0

我有一长串边缘 ID(大约 120 亿个),我愿意从我的 Titan 图(托管在 HBase 后端)中删除它们。

我怎样才能快速有效地做到这一点?

我尝试通过 Gremlin 去除边缘,但这对于那么多边缘来说太慢了。

是否可以直接在 HBase 上执行 Delete 命令?我该怎么做?(如何组装要删除的密钥?)

谢谢

4

1 回答 1

1

经过两天的研究,我想出了一个解决方案。

主要目的 - 给定一个非常大的字符串集合edgeIds,实现将它们从图中删除的逻辑 - 实现必须支持删除数十亿条边,因此它必须在内存和时间上高效。

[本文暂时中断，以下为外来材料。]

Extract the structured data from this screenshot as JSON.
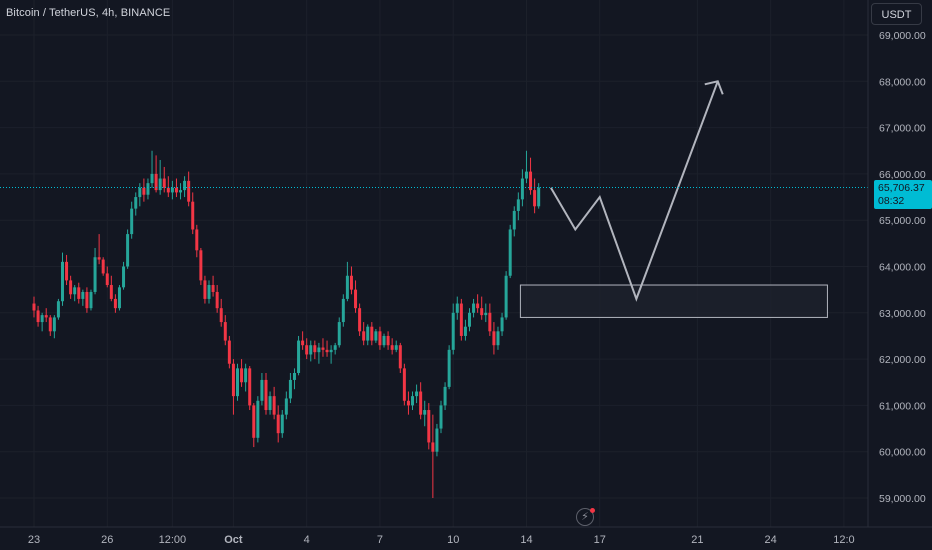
{
  "header": {
    "symbol_title": "Bitcoin / TetherUS, 4h, BINANCE",
    "currency_button": "USDT"
  },
  "last_price": {
    "price": "65,706.37",
    "countdown": "08:32"
  },
  "icons": {
    "flash": "flash-icon"
  },
  "colors": {
    "background": "#131722",
    "up": "#26a69a",
    "down": "#f23645",
    "price_line": "#00bcd4",
    "projection": "#b2b5be",
    "zone_fill": "#1e222d",
    "zone_border": "#b2b5be"
  },
  "chart_data": {
    "type": "candlestick",
    "y_axis": {
      "range": [
        58500,
        69300
      ],
      "ticks": [
        "69,000.00",
        "68,000.00",
        "67,000.00",
        "66,000.00",
        "65,000.00",
        "64,000.00",
        "63,000.00",
        "62,000.00",
        "61,000.00",
        "60,000.00",
        "59,000.00"
      ],
      "tick_values": [
        69000,
        68000,
        67000,
        66000,
        65000,
        64000,
        63000,
        62000,
        61000,
        60000,
        59000
      ]
    },
    "x_axis": {
      "ticks": [
        "23",
        "26",
        "12:00",
        "Oct",
        "4",
        "7",
        "10",
        "14",
        "17",
        "21",
        "24",
        "12:0"
      ],
      "tick_index": [
        0,
        18,
        34,
        49,
        67,
        85,
        103,
        121,
        139,
        163,
        181,
        199
      ]
    },
    "last_price_value": 65706.37,
    "ohlc": [
      [
        63200,
        63350,
        62900,
        63050
      ],
      [
        63050,
        63150,
        62700,
        62800
      ],
      [
        62800,
        63000,
        62600,
        62950
      ],
      [
        62950,
        63100,
        62800,
        62900
      ],
      [
        62900,
        62950,
        62500,
        62600
      ],
      [
        62600,
        62950,
        62450,
        62900
      ],
      [
        62900,
        63300,
        62850,
        63250
      ],
      [
        63250,
        64300,
        63150,
        64100
      ],
      [
        64100,
        64250,
        63600,
        63700
      ],
      [
        63700,
        63800,
        63300,
        63400
      ],
      [
        63400,
        63600,
        63250,
        63550
      ],
      [
        63550,
        63650,
        63200,
        63300
      ],
      [
        63300,
        63500,
        63150,
        63450
      ],
      [
        63450,
        63550,
        63000,
        63100
      ],
      [
        63100,
        63500,
        63050,
        63450
      ],
      [
        63450,
        64400,
        63400,
        64200
      ],
      [
        64200,
        64700,
        64050,
        64150
      ],
      [
        64150,
        64200,
        63800,
        63850
      ],
      [
        63850,
        64000,
        63550,
        63600
      ],
      [
        63600,
        63800,
        63250,
        63300
      ],
      [
        63300,
        63400,
        63000,
        63100
      ],
      [
        63100,
        63600,
        63050,
        63550
      ],
      [
        63550,
        64100,
        63500,
        64000
      ],
      [
        64000,
        64800,
        63950,
        64700
      ],
      [
        64700,
        65400,
        64600,
        65250
      ],
      [
        65250,
        65600,
        65100,
        65500
      ],
      [
        65500,
        65800,
        65300,
        65700
      ],
      [
        65700,
        65900,
        65400,
        65550
      ],
      [
        65550,
        65900,
        65450,
        65800
      ],
      [
        65800,
        66500,
        65700,
        66000
      ],
      [
        66000,
        66400,
        65600,
        65650
      ],
      [
        65650,
        66300,
        65550,
        65900
      ],
      [
        65900,
        66150,
        65600,
        65700
      ],
      [
        65700,
        65950,
        65500,
        65600
      ],
      [
        65600,
        65850,
        65450,
        65700
      ],
      [
        65700,
        65900,
        65500,
        65600
      ],
      [
        65600,
        65800,
        65450,
        65650
      ],
      [
        65650,
        65950,
        65500,
        65850
      ],
      [
        65850,
        66050,
        65300,
        65400
      ],
      [
        65400,
        65600,
        64700,
        64800
      ],
      [
        64800,
        64900,
        64200,
        64350
      ],
      [
        64350,
        64400,
        63600,
        63700
      ],
      [
        63700,
        63800,
        63200,
        63300
      ],
      [
        63300,
        63700,
        63200,
        63600
      ],
      [
        63600,
        63800,
        63350,
        63450
      ],
      [
        63450,
        63600,
        63000,
        63100
      ],
      [
        63100,
        63300,
        62700,
        62800
      ],
      [
        62800,
        62950,
        62300,
        62400
      ],
      [
        62400,
        62500,
        61800,
        61900
      ],
      [
        61900,
        62000,
        60800,
        61200
      ],
      [
        61200,
        61900,
        61100,
        61800
      ],
      [
        61800,
        62000,
        61400,
        61500
      ],
      [
        61500,
        61900,
        61300,
        61800
      ],
      [
        61800,
        61850,
        60900,
        61000
      ],
      [
        61000,
        61050,
        60100,
        60300
      ],
      [
        60300,
        61200,
        60200,
        61100
      ],
      [
        61100,
        61700,
        61000,
        61550
      ],
      [
        61550,
        61700,
        60800,
        60900
      ],
      [
        60900,
        61300,
        60800,
        61200
      ],
      [
        61200,
        61400,
        60700,
        60800
      ],
      [
        60800,
        61000,
        60200,
        60400
      ],
      [
        60400,
        60900,
        60300,
        60800
      ],
      [
        60800,
        61300,
        60700,
        61150
      ],
      [
        61150,
        61700,
        61050,
        61550
      ],
      [
        61550,
        61800,
        61350,
        61700
      ],
      [
        61700,
        62500,
        61650,
        62400
      ],
      [
        62400,
        62600,
        62200,
        62300
      ],
      [
        62300,
        62450,
        62000,
        62100
      ],
      [
        62100,
        62400,
        61950,
        62300
      ],
      [
        62300,
        62400,
        62000,
        62150
      ],
      [
        62150,
        62350,
        61900,
        62250
      ],
      [
        62250,
        62450,
        62050,
        62200
      ],
      [
        62200,
        62400,
        62050,
        62150
      ],
      [
        62150,
        62300,
        61900,
        62200
      ],
      [
        62200,
        62350,
        62100,
        62300
      ],
      [
        62300,
        62900,
        62250,
        62800
      ],
      [
        62800,
        63400,
        62700,
        63300
      ],
      [
        63300,
        64100,
        63250,
        63800
      ],
      [
        63800,
        64000,
        63400,
        63500
      ],
      [
        63500,
        63700,
        63000,
        63100
      ],
      [
        63100,
        63200,
        62500,
        62600
      ],
      [
        62600,
        62800,
        62300,
        62400
      ],
      [
        62400,
        62750,
        62300,
        62700
      ],
      [
        62700,
        62800,
        62300,
        62400
      ],
      [
        62400,
        62650,
        62350,
        62600
      ],
      [
        62600,
        62700,
        62200,
        62300
      ],
      [
        62300,
        62550,
        62250,
        62500
      ],
      [
        62500,
        62600,
        62200,
        62300
      ],
      [
        62300,
        62450,
        62100,
        62200
      ],
      [
        62200,
        62400,
        62150,
        62300
      ],
      [
        62300,
        62350,
        61700,
        61800
      ],
      [
        61800,
        61900,
        61000,
        61100
      ],
      [
        61100,
        61300,
        60800,
        61000
      ],
      [
        61000,
        61300,
        60900,
        61200
      ],
      [
        61200,
        61450,
        61050,
        61300
      ],
      [
        61300,
        61500,
        60700,
        60800
      ],
      [
        60800,
        61100,
        60550,
        60900
      ],
      [
        60900,
        61050,
        60050,
        60200
      ],
      [
        60200,
        60800,
        59000,
        60000
      ],
      [
        60000,
        60600,
        59900,
        60500
      ],
      [
        60500,
        61100,
        60400,
        61000
      ],
      [
        61000,
        61500,
        60900,
        61400
      ],
      [
        61400,
        62300,
        61350,
        62200
      ],
      [
        62200,
        63200,
        62100,
        63000
      ],
      [
        63000,
        63350,
        62850,
        63200
      ],
      [
        63200,
        63300,
        62400,
        62500
      ],
      [
        62500,
        62850,
        62400,
        62700
      ],
      [
        62700,
        63100,
        62600,
        63000
      ],
      [
        63000,
        63300,
        62900,
        63200
      ],
      [
        63200,
        63400,
        63000,
        63100
      ],
      [
        63100,
        63350,
        62850,
        62950
      ],
      [
        62950,
        63200,
        62800,
        63000
      ],
      [
        63000,
        63200,
        62500,
        62600
      ],
      [
        62600,
        62800,
        62100,
        62300
      ],
      [
        62300,
        62700,
        62200,
        62600
      ],
      [
        62600,
        63000,
        62500,
        62900
      ],
      [
        62900,
        63900,
        62850,
        63800
      ],
      [
        63800,
        64900,
        63750,
        64800
      ],
      [
        64800,
        65300,
        64650,
        65200
      ],
      [
        65200,
        65600,
        65000,
        65450
      ],
      [
        65450,
        66100,
        65300,
        65900
      ],
      [
        65900,
        66500,
        65800,
        66050
      ],
      [
        66050,
        66350,
        65550,
        65650
      ],
      [
        65650,
        65900,
        65150,
        65300
      ],
      [
        65300,
        65800,
        65250,
        65706
      ]
    ],
    "annotations": {
      "support_zone": {
        "price_top": 63600,
        "price_bottom": 62900,
        "from_index": 120,
        "to_index": 192
      },
      "projection_path": [
        {
          "index": 127,
          "price": 65700
        },
        {
          "index": 133,
          "price": 64800
        },
        {
          "index": 139,
          "price": 65500
        },
        {
          "index": 148,
          "price": 63300
        },
        {
          "index": 168,
          "price": 68000
        }
      ]
    }
  }
}
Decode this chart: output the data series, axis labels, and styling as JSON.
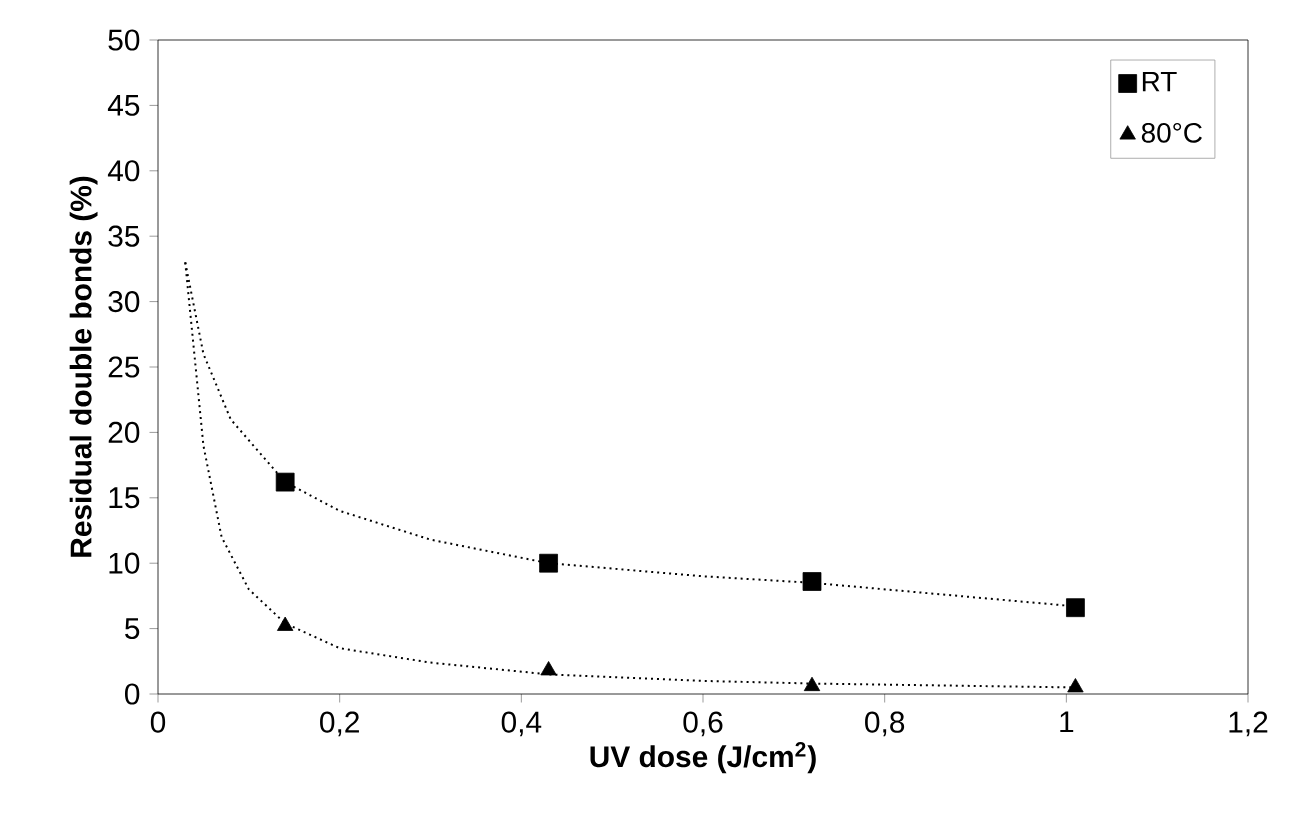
{
  "chart_data": {
    "type": "scatter",
    "xlabel": "UV dose (J/cm$^{2}$)",
    "ylabel": "Residual double bonds (%)",
    "xlim": [
      0,
      1.2
    ],
    "xticks": [
      0,
      {
        "value": 0.2,
        "label": "0,2"
      },
      {
        "value": 0.4,
        "label": "0,4"
      },
      {
        "value": 0.6,
        "label": "0,6"
      },
      {
        "value": 0.8,
        "label": "0,8"
      },
      1,
      {
        "value": 1.2,
        "label": "1,2"
      }
    ],
    "ylim": [
      0,
      50
    ],
    "yticks": [
      0,
      5,
      10,
      15,
      20,
      25,
      30,
      35,
      40,
      45,
      50
    ],
    "grid": false,
    "legend": "top right",
    "series": [
      {
        "name": "RT",
        "marker": "square",
        "color": "#000000",
        "x": [
          0.14,
          0.43,
          0.72,
          1.01
        ],
        "values": [
          16.2,
          10,
          8.6,
          6.6
        ]
      },
      {
        "name": "80°C",
        "marker": "triangle",
        "color": "#000000",
        "x": [
          0.14,
          0.43,
          0.72,
          1.01
        ],
        "values": [
          5.2,
          1.8,
          0.6,
          0.5
        ]
      },
      {
        "type": "line",
        "line_style": "dotted",
        "marker": "none",
        "color": "#000000",
        "x": [
          0.03,
          0.05,
          0.08,
          0.14,
          0.2,
          0.3,
          0.43,
          0.6,
          0.72,
          1.01
        ],
        "values": [
          33,
          26,
          21,
          16.2,
          14,
          11.8,
          10,
          9,
          8.5,
          6.7
        ]
      },
      {
        "type": "line",
        "line_style": "dotted",
        "marker": "none",
        "color": "#000000",
        "x": [
          0.03,
          0.04,
          0.05,
          0.07,
          0.1,
          0.14,
          0.2,
          0.3,
          0.43,
          0.6,
          0.72,
          1.01
        ],
        "values": [
          33,
          26,
          19,
          12,
          8,
          5.4,
          3.5,
          2.4,
          1.5,
          1,
          0.8,
          0.5
        ]
      }
    ]
  }
}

直接使用 Titan 是不合格的,因为 Titan 执行了许多多余的不必要的实例化——通常,我们不想加载边缘,我们只想从 HBase 中删除它们。

/**
 * Deletes the given edge IDs, by splitting it to chunks of 100,000
 * @param edgeIds Collection of edge IDs to delete
 * @throws IOException
 */
public static void deleteEdges(Iterator<String> edgeIds) throws IOException {
    IDManager idManager = new IDManager(NumberUtil.getPowerOf2(GraphDatabaseConfiguration.CLUSTER_MAX_PARTITIONS.getDefaultValue()));
    byte[] columnFamilyName = "e".getBytes(); // 'e' is your edgestore column-family name
    long deletionTimestamp =  System.currentTimeMillis();
    int chunkSize = 100000; // Will contact HBase only once per 100,000 records two deletes (=> 50,000 edges, since each edge is removed one time as IN and one time as OUT)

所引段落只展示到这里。